When I display my .h5 file I got this:
HDF5 uNetDataSet.h5
Group '/'
Group '/home'
Group '/home/alexandra'
Group '/home/alexandra/Documents'
Group '/home/alexandra/Documents/my-u-net'
Group '/home/alexandra/Documents/my-u-net/warwick_dataset'
Group '/home/alexandra/Documents/my-u-net/warwick_dataset/Warwick_Dataset'
Dataset 'label'
Size: 1x85
MaxSize: 1x85
Datatype: H5T_IEEE_F64LE (double)
ChunkSize: []
Filters: none
FillValue: 0.000000
Group '/home/alexandra/Documents/my-u-net/warwick_dataset/Warwick_Dataset/train'
Dataset 'anno'
Size: 522x775x3x85
MaxSize: 522x775x3x85
Datatype: H5T_IEEE_F64LE (double)
ChunkSize: []
Filters: none
FillValue: 0.000000
Dataset 'image'
Size: 522x775x3x85
MaxSize: 522x775x3x85
Datatype: H5T_IEEE_F64LE (double)
ChunkSize: []
Filters: none
FillValue: 0.000000`
When I read the label dataset with h5read it works.

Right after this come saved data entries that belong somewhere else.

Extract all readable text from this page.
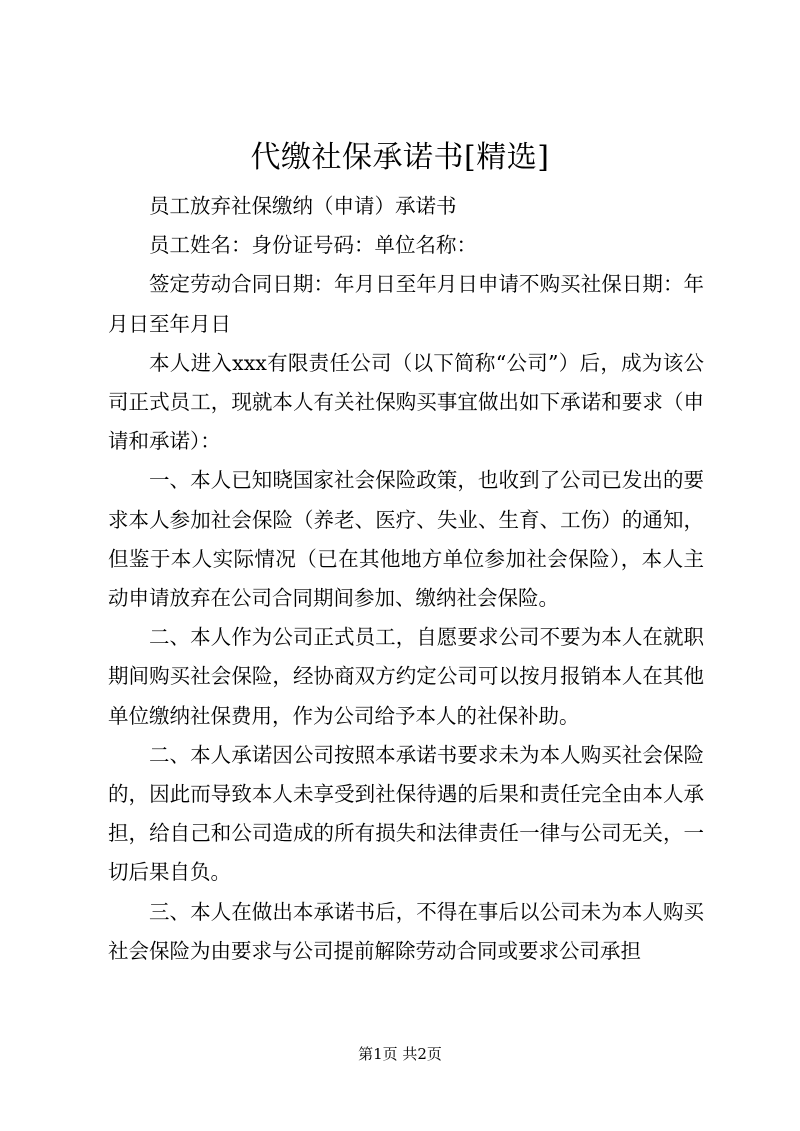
代缴社保承诺书[精选]

员工放弃社保缴纳（申请）承诺书

员工姓名：身份证号码：单位名称：

签定劳动合同日期：年月日至年月日申请不购买社保日期：年月日至年月日

本人进入xxx有限责任公司（以下简称“公司”）后，成为该公司正式员工，现就本人有关社保购买事宜做出如下承诺和要求（申请和承诺）：

一、本人已知晓国家社会保险政策，也收到了公司已发出的要求本人参加社会保险（养老、医疗、失业、生育、工伤）的通知，但鉴于本人实际情况（已在其他地方单位参加社会保险），本人主动申请放弃在公司合同期间参加、缴纳社会保险。

二、本人作为公司正式员工，自愿要求公司不要为本人在就职期间购买社会保险，经协商双方约定公司可以按月报销本人在其他单位缴纳社保费用，作为公司给予本人的社保补助。

二、本人承诺因公司按照本承诺书要求未为本人购买社会保险的，因此而导致本人未享受到社保待遇的后果和责任完全由本人承担，给自己和公司造成的所有损失和法律责任一律与公司无关，一切后果自负。

三、本人在做出本承诺书后，不得在事后以公司未为本人购买社会保险为由要求与公司提前解除劳动合同或要求公司承担

第1页 共2页
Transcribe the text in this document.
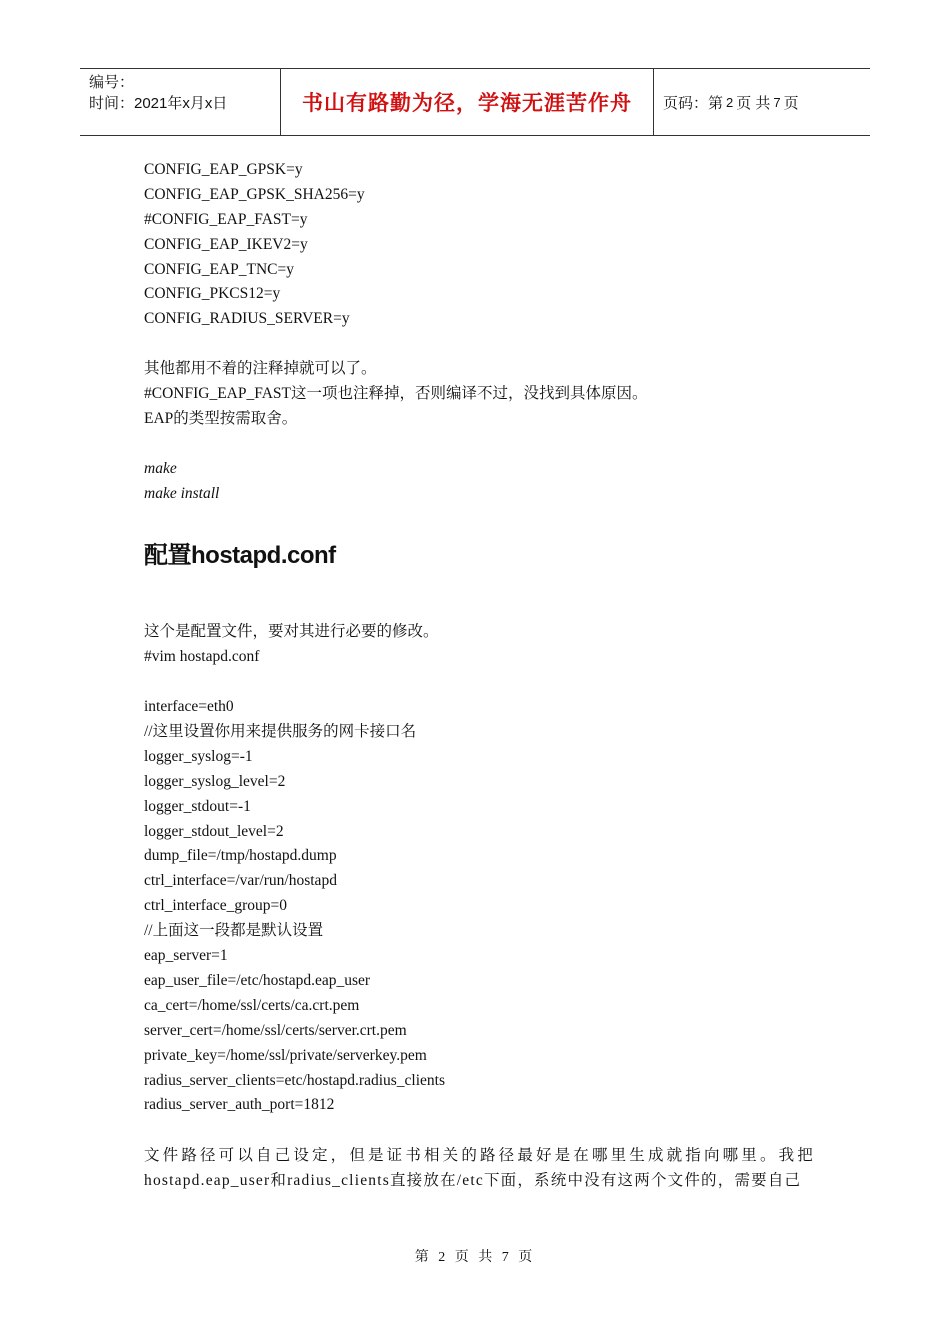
编号：
时间：2021年x月x日	书山有路勤为径，学海无涯苦作舟 页码：第 2 页 共 7 页
CONFIG_EAP_GPSK=y
CONFIG_EAP_GPSK_SHA256=y
#CONFIG_EAP_FAST=y
CONFIG_EAP_IKEV2=y
CONFIG_EAP_TNC=y
CONFIG_PKCS12=y
CONFIG_RADIUS_SERVER=y
其他都用不着的注释掉就可以了。
#CONFIG_EAP_FAST这一项也注释掉，否则编译不过，没找到具体原因。
EAP的类型按需取舍。
make
make install
配置hostapd.conf
这个是配置文件，要对其进行必要的修改。
#vim hostapd.conf
interface=eth0
//这里设置你用来提供服务的网卡接口名
logger_syslog=-1
logger_syslog_level=2
logger_stdout=-1
logger_stdout_level=2
dump_file=/tmp/hostapd.dump
ctrl_interface=/var/run/hostapd
ctrl_interface_group=0
//上面这一段都是默认设置
eap_server=1
eap_user_file=/etc/hostapd.eap_user
ca_cert=/home/ssl/certs/ca.crt.pem
server_cert=/home/ssl/certs/server.crt.pem
private_key=/home/ssl/private/serverkey.pem
radius_server_clients=etc/hostapd.radius_clients
radius_server_auth_port=1812
文件路径可以自己设定，但是证书相关的路径最好是在哪里生成就指向哪里。我把hostapd.eap_user和radius_clients直接放在/etc下面，系统中没有这两个文件的，需要自己
第 2 页 共 7 页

But when I try to train my network I got this error:
I0713 09:47:18.620510 4278 layer_factory.hpp:77] Creating layer loadMydata
I0713 09:47:18.620535 4278 net.cpp:91] Creating Layer loadMydata
I0713 09:47:18.620550 4278 net.cpp:399] loadMydata -> label
I0713 09:47:18.620580 4278 net.cpp:399] loadMydata -> anno
I0713 09:47:18.620600 4278 net.cpp:399] loadMydata -> image
I0713 09:47:18.620622 4278 hdf5_data_layer.cpp:79] Loading list of HDF5 filenames from: /home/alexandra/Documents/my-u-net/my_data.txt
I0713 09:47:18.620656 4278 hdf5_data_layer.cpp:93] Number of HDF5 files: 1
F0713 09:47:18.621317 4278 hdf5.cpp:14] Check failed: H5LTfind_dataset(file_id, dataset_name_) Failed to find HDF5 dataset label
*** Check failure stack trace: ***
# 0x7f2edf557daa (unknown)
# 0x7f2edf557ce4 (unknown)
# 0x7f2edf5576e6 (unknown)
# 0x7f2edf55a687 (unknown)
# 0x7f2edf908597 caffe::hdf5_load_nd_dataset_helper<>()
# 0x7f2edf907365 caffe::hdf5_load_nd_dataset<>()
# 0x7f2edf9579fe caffe::HDF5DataLayer<>::LoadHDF5FileData()
# 0x7f2edf956818 caffe::HDF5DataLayer<>::LayerSetUp()
# 0x7f2edf94fcbc caffe::Net<>::Init()
# 0x7f2edf950b45 caffe::Net<>::Net()
# 0x7f2edf91d08a caffe::Solver<>::InitTrainNet()
# 0x7f2edf91e18c caffe::Solver<>::Init()
# 0x7f2edf91e4ba caffe::Solver<>::Solver()
# 0x7f2edf930ed3 caffe::Creator_SGDSolver<>()
# 0x40e67e caffe::SolverRegistry<>::CreateSolver()
# 0x40794b train()
# 0x40590c main
# 0x7f2ede865f45 (unknown)
# 0x406041 (unknown)
# (nil) (unknown)
Aborted (core dumped)
In my .prototxt file :
layer {
top: 'label'
top:'anno'
top: 'image'
name: 'loadMydata'
type: "HDF5Data"
hdf5_data_param { source: '/home/alexandra/Documents/my-u-net/my_data.txt' batch_size: 1 }
include: { phase: TRAIN }
}
I don't know where I did something wrong, if anyone could help me it would be great !
your hdf5 file 'uNetDataSet.h5' does not have label in it.
What you have instead is '/home/alexandra/Documents/my-u-net/warwick_dataset/Warwick_Dataset/label' - I hope you can spot the difference.
Try creating the dataset with
h5create(['uNetDataSet.h5'],'/image',[522 775 3 numFrames]);
h5create(['uNetDataSet.h5'],'/anno',[522 775 3 numFrames]);
h5create(['uNetDataSet.h5'],'/label',[1 numFrames]);
Please see this answer for more details. Also note that you might need to permute the input data before saving it to hdf5 using matlab.